Enquanto veiculadora de debates políticos acirrados, essa imprensa poderia ser

chamada de política; paralelamente a ela, desenvolveram-se revistas e jornais voltados para a

literatura, constituintes da imprensa denominada literária. Até então separadas, limitadas por

objetivos distintos, nesse período emerge um jornalismo que é a fusão do político com o

literário, uma vez que a imprensa política deixa de ser palco para as discussões, obediente aos

interesses da monarquia e do latifúndio. Niterói, publicada em Paris, em 1836, por Gonçalves

de Magalhães, já trazia essas duas faces do jornalismo que, em terras brasileiras, concretizou-

se com a Minerva Brasiliense e A Guanabara, que circularam na Corte, respectivamente,

entre 1843 e 1845 e entre 1851 e 1855 (SODRÉ, 2007). Nesse contexto, mantinha-se, como

expressão do jornalismo conservador, no Rio de Janeiro, o Jornal do Comércio; em São

Paulo, o Correio Paulistano; em Pernambuco, o Diário de Pernambuco.

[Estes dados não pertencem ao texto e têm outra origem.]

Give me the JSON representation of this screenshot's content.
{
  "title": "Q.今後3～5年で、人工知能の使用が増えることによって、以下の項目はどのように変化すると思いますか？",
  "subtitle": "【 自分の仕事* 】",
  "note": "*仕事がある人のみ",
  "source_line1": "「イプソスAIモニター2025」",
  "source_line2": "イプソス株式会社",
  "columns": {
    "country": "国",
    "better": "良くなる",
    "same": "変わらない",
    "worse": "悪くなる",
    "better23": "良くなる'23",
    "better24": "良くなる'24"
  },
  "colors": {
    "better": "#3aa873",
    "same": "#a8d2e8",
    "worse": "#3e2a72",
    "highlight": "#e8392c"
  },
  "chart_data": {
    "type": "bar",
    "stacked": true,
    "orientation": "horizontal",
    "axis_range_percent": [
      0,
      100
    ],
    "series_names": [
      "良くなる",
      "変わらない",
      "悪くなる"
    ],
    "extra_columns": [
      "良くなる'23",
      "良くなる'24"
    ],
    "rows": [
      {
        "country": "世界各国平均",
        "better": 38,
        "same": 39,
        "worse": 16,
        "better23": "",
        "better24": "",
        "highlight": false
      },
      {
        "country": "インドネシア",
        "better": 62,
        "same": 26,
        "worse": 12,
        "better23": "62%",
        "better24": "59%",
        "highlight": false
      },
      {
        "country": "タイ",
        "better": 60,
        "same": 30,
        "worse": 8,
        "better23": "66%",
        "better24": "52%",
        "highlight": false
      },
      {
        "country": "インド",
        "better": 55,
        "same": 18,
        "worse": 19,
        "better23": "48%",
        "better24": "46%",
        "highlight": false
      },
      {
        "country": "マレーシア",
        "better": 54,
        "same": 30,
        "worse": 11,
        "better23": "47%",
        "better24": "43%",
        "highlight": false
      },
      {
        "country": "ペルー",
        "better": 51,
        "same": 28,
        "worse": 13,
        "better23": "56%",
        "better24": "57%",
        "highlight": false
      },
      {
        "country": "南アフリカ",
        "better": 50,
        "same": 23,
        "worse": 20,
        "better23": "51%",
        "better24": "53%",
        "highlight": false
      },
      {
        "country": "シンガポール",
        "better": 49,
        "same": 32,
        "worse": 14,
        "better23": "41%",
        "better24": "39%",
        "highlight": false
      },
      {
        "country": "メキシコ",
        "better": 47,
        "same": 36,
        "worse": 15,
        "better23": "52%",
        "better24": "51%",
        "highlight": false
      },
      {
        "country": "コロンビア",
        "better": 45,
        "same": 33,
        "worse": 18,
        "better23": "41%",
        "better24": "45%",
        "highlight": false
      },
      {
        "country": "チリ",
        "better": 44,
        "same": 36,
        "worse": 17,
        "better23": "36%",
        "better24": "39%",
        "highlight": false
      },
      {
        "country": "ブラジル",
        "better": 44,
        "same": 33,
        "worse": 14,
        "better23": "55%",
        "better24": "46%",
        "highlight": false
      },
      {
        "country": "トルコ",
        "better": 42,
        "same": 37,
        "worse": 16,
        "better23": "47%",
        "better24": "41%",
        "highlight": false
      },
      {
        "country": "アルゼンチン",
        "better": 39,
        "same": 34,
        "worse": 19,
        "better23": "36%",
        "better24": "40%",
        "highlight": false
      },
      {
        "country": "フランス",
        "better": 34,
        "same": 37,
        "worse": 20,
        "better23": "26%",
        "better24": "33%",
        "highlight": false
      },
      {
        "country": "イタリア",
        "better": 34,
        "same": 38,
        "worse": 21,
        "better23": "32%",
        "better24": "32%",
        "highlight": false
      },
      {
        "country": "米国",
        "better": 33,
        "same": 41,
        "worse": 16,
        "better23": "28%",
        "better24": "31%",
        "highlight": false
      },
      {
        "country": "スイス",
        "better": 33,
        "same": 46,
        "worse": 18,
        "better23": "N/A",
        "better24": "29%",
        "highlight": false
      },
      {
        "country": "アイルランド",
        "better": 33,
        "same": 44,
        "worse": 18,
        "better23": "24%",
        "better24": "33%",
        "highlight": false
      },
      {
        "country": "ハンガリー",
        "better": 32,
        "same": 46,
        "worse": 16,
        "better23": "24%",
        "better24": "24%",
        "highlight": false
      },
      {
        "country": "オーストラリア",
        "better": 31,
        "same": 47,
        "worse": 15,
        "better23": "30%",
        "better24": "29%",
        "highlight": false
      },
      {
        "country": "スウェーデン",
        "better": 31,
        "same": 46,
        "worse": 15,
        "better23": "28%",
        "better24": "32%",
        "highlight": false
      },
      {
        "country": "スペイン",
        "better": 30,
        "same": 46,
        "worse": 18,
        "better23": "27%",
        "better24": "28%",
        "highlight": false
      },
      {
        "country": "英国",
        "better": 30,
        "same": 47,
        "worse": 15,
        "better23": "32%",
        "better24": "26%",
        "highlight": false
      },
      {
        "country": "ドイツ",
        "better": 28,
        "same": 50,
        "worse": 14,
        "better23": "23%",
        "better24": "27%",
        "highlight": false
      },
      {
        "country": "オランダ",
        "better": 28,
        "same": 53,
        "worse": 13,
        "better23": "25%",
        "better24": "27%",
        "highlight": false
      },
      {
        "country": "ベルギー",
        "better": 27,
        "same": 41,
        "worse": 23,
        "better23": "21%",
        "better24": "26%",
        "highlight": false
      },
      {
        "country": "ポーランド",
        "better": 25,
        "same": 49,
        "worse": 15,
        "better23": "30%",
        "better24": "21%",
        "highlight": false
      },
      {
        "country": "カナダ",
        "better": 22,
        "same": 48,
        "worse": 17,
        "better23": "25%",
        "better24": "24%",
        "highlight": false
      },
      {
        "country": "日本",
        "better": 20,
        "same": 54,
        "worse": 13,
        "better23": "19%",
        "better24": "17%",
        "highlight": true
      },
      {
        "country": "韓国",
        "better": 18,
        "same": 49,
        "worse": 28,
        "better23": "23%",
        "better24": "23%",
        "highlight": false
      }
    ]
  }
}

A partir de então, imprensa e literatura conjugam-se nos periódicos da segunda metade

do século XIX. Nasce, na Corte, o Correio Mercantil. Jovem, com tendência partidária, esse

jornal era “mais vibrante, movimentado, atraente, e logo se tornou o órgão mais difundido.

[...] No jornal, ele [Francisco Otaviano de Almeida Rosa, seu diretor] soube reunir os

melhores elementos intelectuais do tempo, distinguindo-se logo Manuel Antônio de

Almeida”, que nele publicou o folhetim Memórias de um sargento de milícias, sob o

pseudônimo de “Um Brasileiro”, e José de Alencar, que “passou a escrever crônicas, no

rodapé domingueiro da primeira página, passando em revista os acontecimentos da semana.”

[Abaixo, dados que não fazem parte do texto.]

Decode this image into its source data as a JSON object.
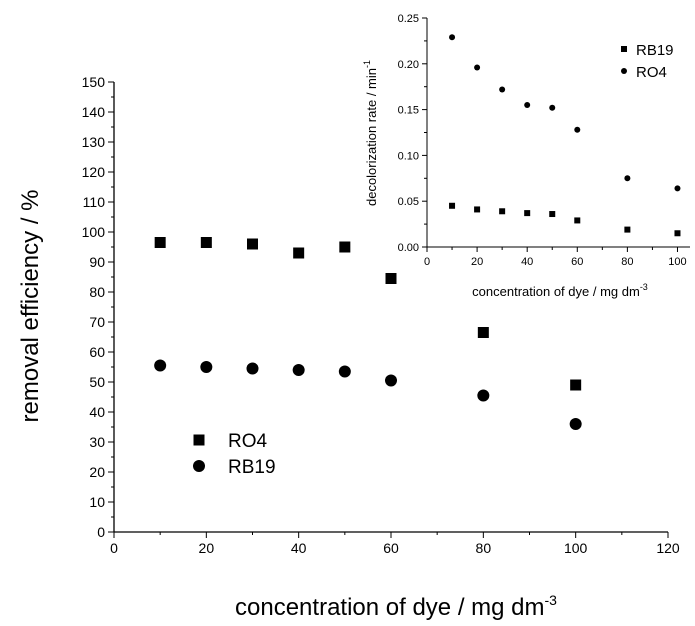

(SODRÉ, 2007, p.190). Em 1855, Alencar saiu do Correio Mercantil e passou a publicar suas

crônicas no Diário do Rio de Janeiro, o qual, de acordo com Sodré (2007, p.191),

“constituiria exemplo marcante da conjugação da literatura com a imprensa.” Nele o autor

publicou também Cinco minutos, O guarani e A viuvinha. Era a “época dos homens de letras

fazendo imprensa” (SODRÉ, 2007, p.192). Para Arnt (2002), com a literatura, o jornal se

tornou mais variado e atraente. Os acontecimentos cotidianos, os fatos políticos e as decisões

econômicas que influenciavam o dia a dia dos cidadãos eram apresentados com humor e

ironia pelos cronistas, que assumiram o posto de “historiadores da cidade”.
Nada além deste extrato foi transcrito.